Bolsonaro condenado pode pegar de 12 a 43 anos, e debate sobre extensão de pena segue aberto

Caso seja condenado no STF (Supremo Tribunal Federal) pelos cinco crimes dos quais é acusado, Jair Bolsonaro (PL) pode, com base nos tempos previstos em lei, receber uma pena mínima de 12 anos e meio até uma máxima superior a 43 anos de prisão.

Parte dos especialistas ouvidos pela Folha avalia que a tendência é que a punição seja fixada em nível médio ou alto -mas há quem considere prematuro avaliar a dimensão das penas neste momento.

A PGR (Procuradoria-Geral da República) apresentou neste mês as alegações finais contra Bolsonaro e outros sete réus apontados como integrantes do núcleo central de trama golpista para mantê-lo no poder após a eleição de Lula (PT) em 2022. A peça foi encaminhada ao STF.

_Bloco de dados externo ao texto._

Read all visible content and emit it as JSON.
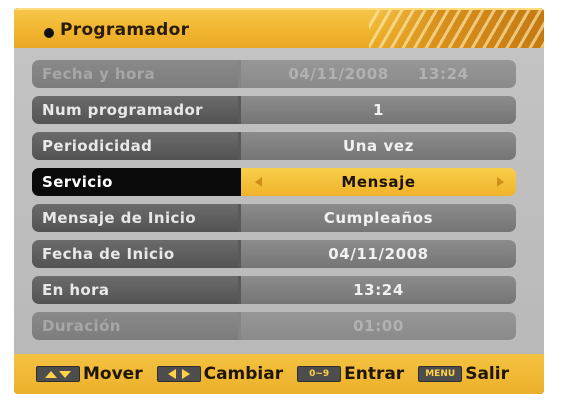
{
  "header": {
    "title": "Programador"
  },
  "rows": [
    {
      "label": "Fecha y hora",
      "value": "04/11/2008     13:24",
      "state": "disabled"
    },
    {
      "label": "Num programador",
      "value": "1",
      "state": "normal"
    },
    {
      "label": "Periodicidad",
      "value": "Una vez",
      "state": "normal"
    },
    {
      "label": "Servicio",
      "value": "Mensaje",
      "state": "selected"
    },
    {
      "label": "Mensaje de Inicio",
      "value": "Cumpleaños",
      "state": "normal"
    },
    {
      "label": "Fecha de Inicio",
      "value": "04/11/2008",
      "state": "normal"
    },
    {
      "label": "En hora",
      "value": "13:24",
      "state": "normal"
    },
    {
      "label": "Duración",
      "value": "01:00",
      "state": "disabled"
    }
  ],
  "footer": {
    "move_label": "Mover",
    "change_label": "Cambiar",
    "digits_key": "0~9",
    "enter_label": "Entrar",
    "menu_key": "MENU",
    "exit_label": "Salir"
  },
  "colors": {
    "accent_yellow": "#f0b22a",
    "panel_gray": "#bdbdbd",
    "selected_label_bg": "#0a0a0a"
  }
}
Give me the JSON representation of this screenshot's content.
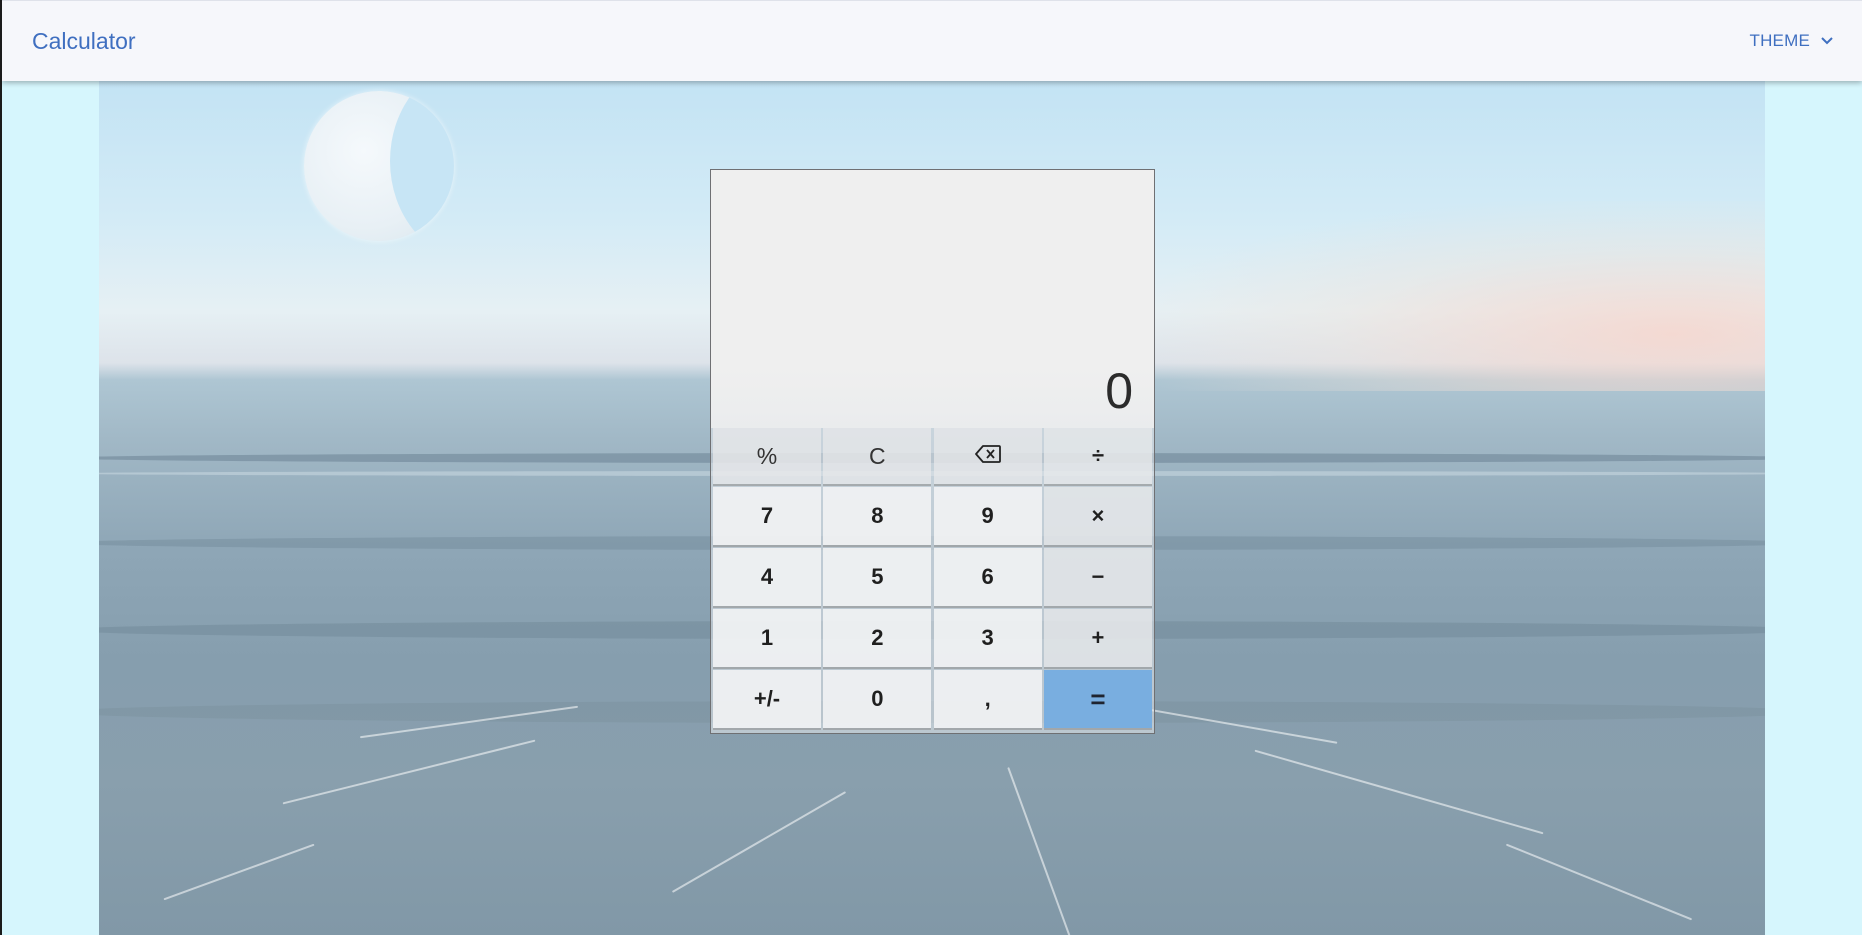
{
  "header": {
    "title": "Calculator",
    "theme_label": "THEME",
    "theme_icon": "chevron-down-icon",
    "accent": "#3f6fc0"
  },
  "display": {
    "value": "0"
  },
  "keypad": {
    "rows": [
      [
        {
          "label": "%",
          "name": "percent-button",
          "kind": "fn"
        },
        {
          "label": "C",
          "name": "clear-button",
          "kind": "fn"
        },
        {
          "label": "",
          "name": "backspace-button",
          "kind": "fn",
          "icon": "backspace-icon"
        },
        {
          "label": "÷",
          "name": "divide-button",
          "kind": "op"
        }
      ],
      [
        {
          "label": "7",
          "name": "digit-7-button",
          "kind": "num"
        },
        {
          "label": "8",
          "name": "digit-8-button",
          "kind": "num"
        },
        {
          "label": "9",
          "name": "digit-9-button",
          "kind": "num"
        },
        {
          "label": "×",
          "name": "multiply-button",
          "kind": "op"
        }
      ],
      [
        {
          "label": "4",
          "name": "digit-4-button",
          "kind": "num"
        },
        {
          "label": "5",
          "name": "digit-5-button",
          "kind": "num"
        },
        {
          "label": "6",
          "name": "digit-6-button",
          "kind": "num"
        },
        {
          "label": "−",
          "name": "subtract-button",
          "kind": "op"
        }
      ],
      [
        {
          "label": "1",
          "name": "digit-1-button",
          "kind": "num"
        },
        {
          "label": "2",
          "name": "digit-2-button",
          "kind": "num"
        },
        {
          "label": "3",
          "name": "digit-3-button",
          "kind": "num"
        },
        {
          "label": "+",
          "name": "add-button",
          "kind": "op"
        }
      ],
      [
        {
          "label": "+/-",
          "name": "toggle-sign-button",
          "kind": "num"
        },
        {
          "label": "0",
          "name": "digit-0-button",
          "kind": "num"
        },
        {
          "label": ",",
          "name": "decimal-button",
          "kind": "num"
        },
        {
          "label": "=",
          "name": "equals-button",
          "kind": "eq"
        }
      ]
    ],
    "equals_color": "#79aee0"
  }
}
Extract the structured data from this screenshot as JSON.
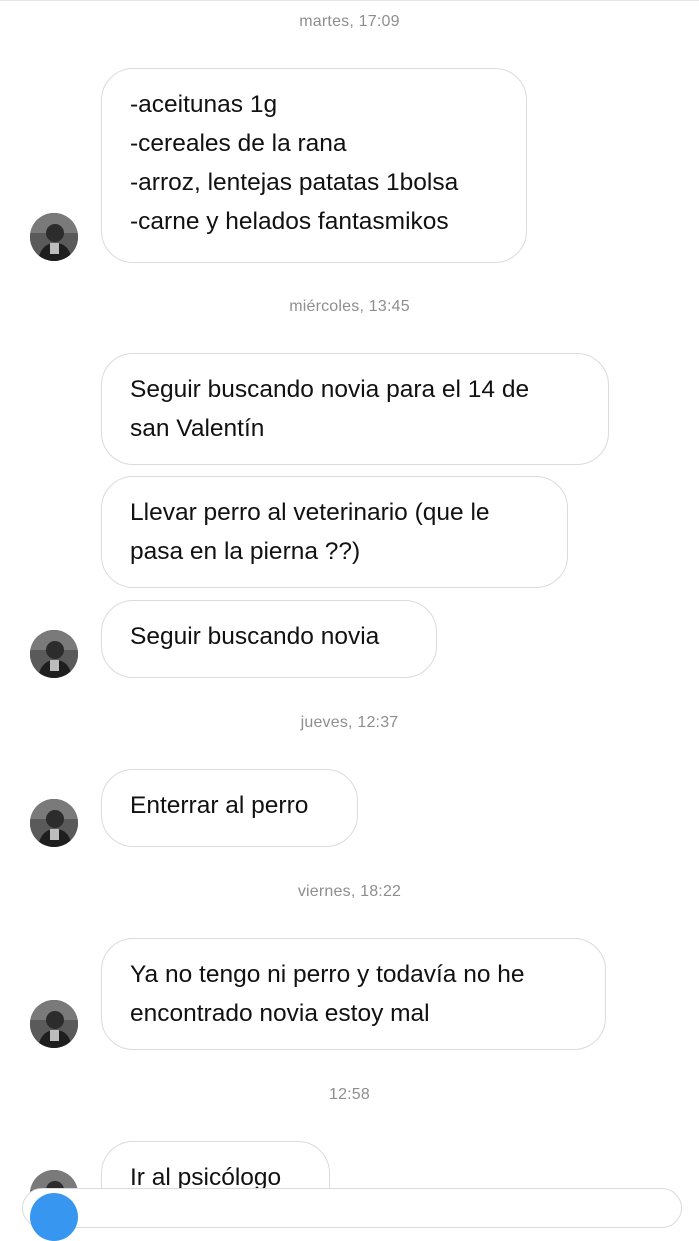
{
  "conversation": {
    "groups": [
      {
        "timestamp": "martes, 17:09",
        "messages": [
          {
            "lines": [
              "-aceitunas 1g",
              "-cereales de la rana",
              "-arroz, lentejas patatas 1bolsa",
              "-carne y helados fantasmikos"
            ]
          }
        ]
      },
      {
        "timestamp": "miércoles, 13:45",
        "messages": [
          {
            "lines": [
              "Seguir buscando novia para el 14 de",
              "san Valentín"
            ]
          },
          {
            "lines": [
              "Llevar perro al veterinario (que le",
              "pasa en la pierna ??)"
            ]
          },
          {
            "lines": [
              "Seguir buscando novia"
            ]
          }
        ]
      },
      {
        "timestamp": "jueves, 12:37",
        "messages": [
          {
            "lines": [
              "Enterrar al perro"
            ]
          }
        ]
      },
      {
        "timestamp": "viernes, 18:22",
        "messages": [
          {
            "lines": [
              "Ya no tengo ni perro y todavía no he",
              "encontrado novia estoy mal"
            ]
          }
        ]
      },
      {
        "timestamp": "12:58",
        "messages": [
          {
            "lines": [
              "Ir al psicólogo"
            ]
          }
        ]
      }
    ]
  },
  "contact": {
    "avatar_icon": "contact-avatar-photo"
  },
  "composer": {
    "camera_icon": "camera-icon",
    "accent_color": "#3797f0"
  },
  "colors": {
    "bubble_border": "#dbdbdb",
    "timestamp_text": "#8e8e8e",
    "message_text": "#111111"
  }
}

Advogados e professores de direito consultados pela reportagem consideram que a manifestação já oferece indicativos sobre a pena que pode ser imposta ao ex-presidente na hipótese de ele ser condenado com base nos crimes indicados e nos fatos narrados pela Procuradoria.

Bolsonaro compõe o grupo com Alexandre Ramagem (ex-diretor da Abin); Almir Garnier (ex-comandante da Marinha); Anderson Torres (ex-ministro da Justiça); Augusto Heleno (ex-ministro do GSI); Mauro Cid (ex-chefe da Ajudância de Ordens); Paulo Sérgio Nogueira (ex-ministro da Defesa); e Walter Braga Netto (ex-ministro da Casa Civil).

Todos são acusados de organização criminosa armada, abolição violenta do Estado democrático de Direito e golpe de Estado. Com exceção de Ramagem, cuja ação penal foi em parte suspensa pela Câmara, os demais também respondem por dano qualificado e deterioração de patrimônio tombado.

Ao descrever o crime de organização criminosa armada, a PGR indicou agravante e causas de aumento de pena (emprego de arma de fogo, participação de funcionário público e, no caso de Bolsonaro, exercício de liderança) que podem fazer a punição para esse delito superar os 17 anos de prisão.

Como mostrou a Folha, caso seja condenado por todos os crimes de que é acusado, no enquadramento dado pela Procuradoria, o ex-presidente e outros réus poderiam receber uma pena de mais de 40 anos de prisão a depender de como os ministros fizerem o cálculo.

Professor da FGV Direito Rio, Thiago Bottino afirma que as penas devem ser elevadas em situações como a de quem promove ou organiza a cooperação no crime ou dirige a atividade dos demais. Segundo ele, muitas dessas hipóteses estão presentes na acusação do chamado núcleo principal da trama golpista.

Bottino diz que parte dos denunciados pelo 8 de Janeiro também foi acusada de alguns desses crimes, mas sem que se aplicasse o entendimento de que tiveram papel de destaque. Assim, avalia que, se forem condenados pelos mesmos delitos, as penas do núcleo principal tendem a ser maiores.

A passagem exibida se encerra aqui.